Scenario #3 – Randomized Waitlist Control: Some programs that we evaluate are functioning at peak capacity or slightly over capacity, with more participants than there are program slots. When this is the case, program administrators often feel a pressure to treat people on a first-come-first-served basis or to prioritize people with the highest needs. However, pushing the program to treat people beyond its capacity often results in a decline in the quality of services and can have long-term negative consequences like staff turnover. If we are willing to randomize and exercise patience, we can learn a lot about the program under these conditions. Once the program hits capacity, we can start randomizing new participants into treatment and waitlist conditions, regardless of other characteristics, and then gather baseline data from participants in both conditions. For example, if participants spend two months on the waitlist on average, then we can compare this waitlist control group to participants who received two months of treatment during the same period. Then, once more spots in the program open up, the participants in the waitlist control group get treatment. This way, the control group for the study does not deny treatment to participants, since everyone gets treatment eventually. In other words, using randomization, we get a free control group which serves as a statistically valid sample to compare to our treatment group.

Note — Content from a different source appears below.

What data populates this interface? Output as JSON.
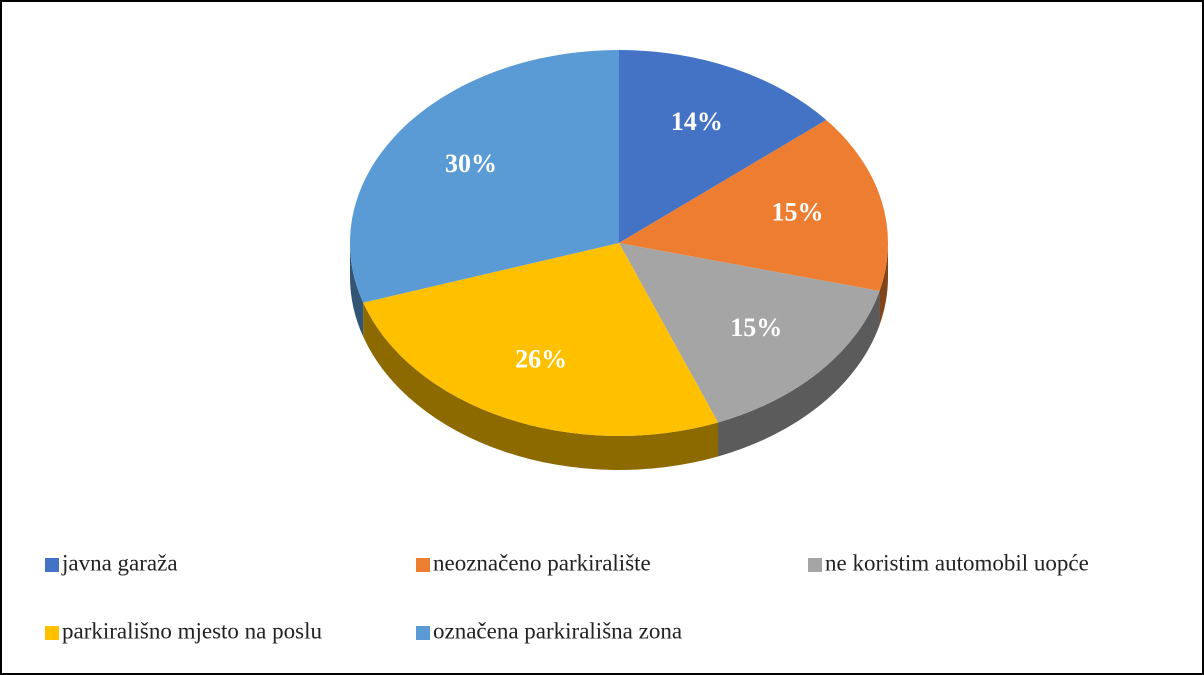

These are cases when randomization would greatly benefit programs. What about the contrary? I would be remiss if I failed to mention that there are times when we shouldn’t use randomization. We shouldn’t use it when doing so would result in the denial of critical services to a person who would otherwise be entitled to receive them. The exception to this rule is a clinical trial, in which people consent to potentially being in a control or placebo condition. The difference is consent. We also shouldn’t use randomization to make decisions for which there are very different risks and payoffs. For example, we shouldn’t randomly decide which programs to fund or defund, since different programs provide very different levels of benefits to society.

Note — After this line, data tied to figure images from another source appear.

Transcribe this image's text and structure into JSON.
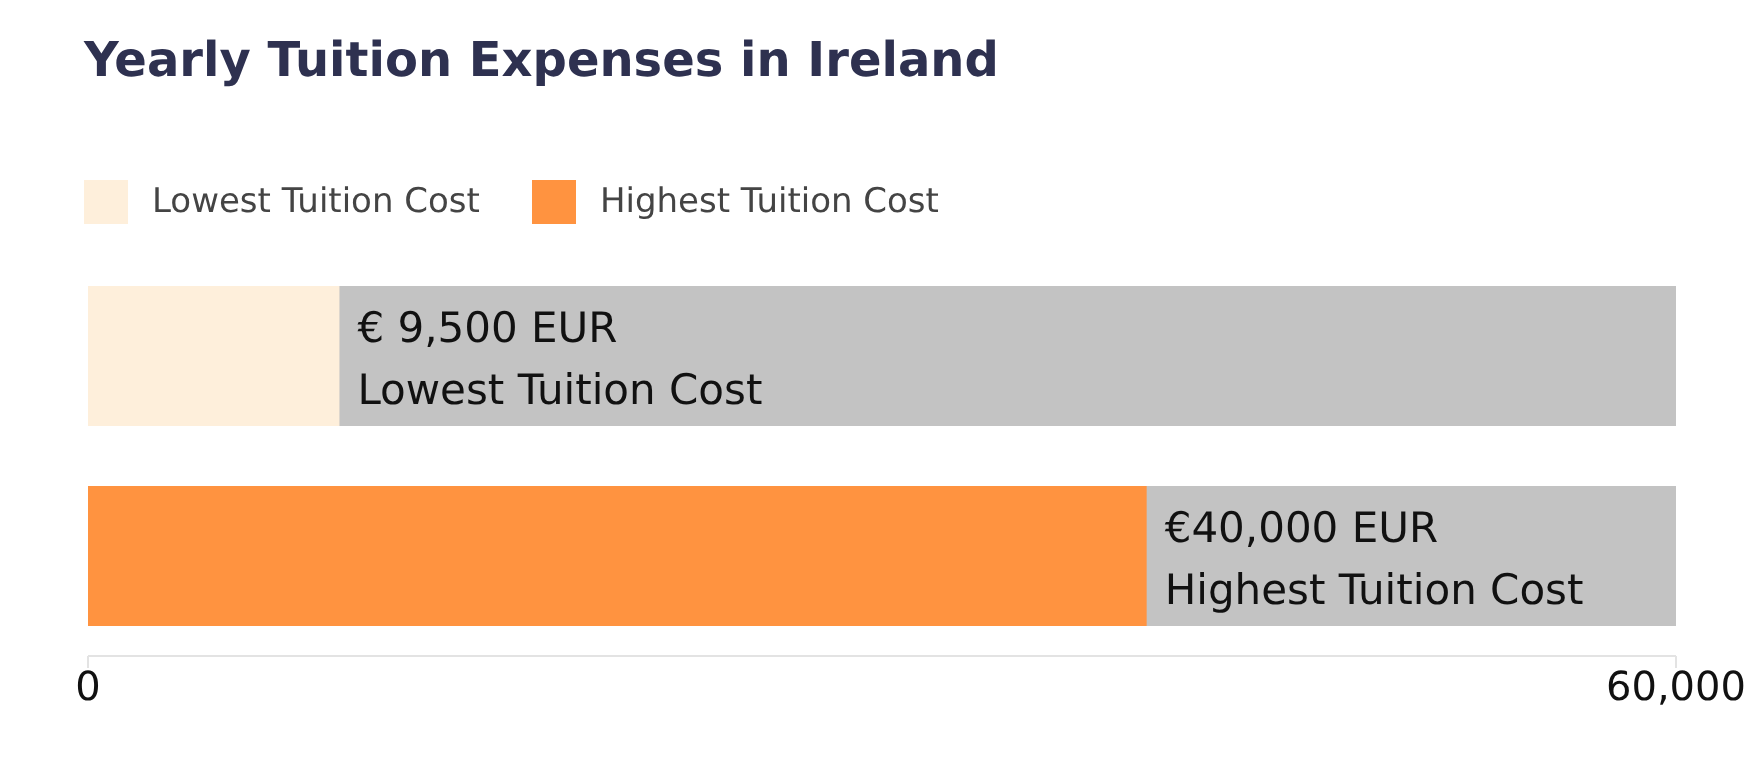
{
  "chart_data": {
    "type": "bar",
    "orientation": "horizontal",
    "stacked": true,
    "title": "Yearly Tuition Expenses in Ireland",
    "categories": [
      null,
      null
    ],
    "series": [
      {
        "name": "Lowest Tuition Cost",
        "color": "#feefdb",
        "values": [
          9500,
          null
        ],
        "value_labels": [
          "€ 9,500 EUR",
          null
        ]
      },
      {
        "name": "Highest Tuition Cost",
        "color": "#ff9340",
        "values": [
          null,
          40000
        ],
        "value_labels": [
          null,
          "€40,000 EUR"
        ]
      }
    ],
    "xlim": [
      0,
      60000
    ],
    "xticks": [
      0,
      {
        "value": 60000,
        "label": "60,000"
      }
    ],
    "legend": "top left"
  }
}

But what’s so special about randomization to begin with? The most import thing about it is that tends to produce a balanced, representative sample, including on variables about which we have no information. Truly random samples will be representative (on average) but representative samples are not necessarily random. This allows for meaningful comparisons between groups without making other adjustments (although we are still free to make adjustment if they help). Second, randomization removes many potential sources of human bias. By flipping a coin or allowing a computer to do the equivalent of this, I remove any biases I may have from the assignment of people to groups. I use randomization all the time in my work as an evaluator (in big and small ways) to make unbiased decisions between strategies that have comparable expected utility. One final thing to know about randomization is that it doesn’t inherently cost money or take a lot more time. In fact, if the techniques I just described are used well, they will tend to save the program money and time in the long run. A little planning, a little patience, and single coin to flip go a long way.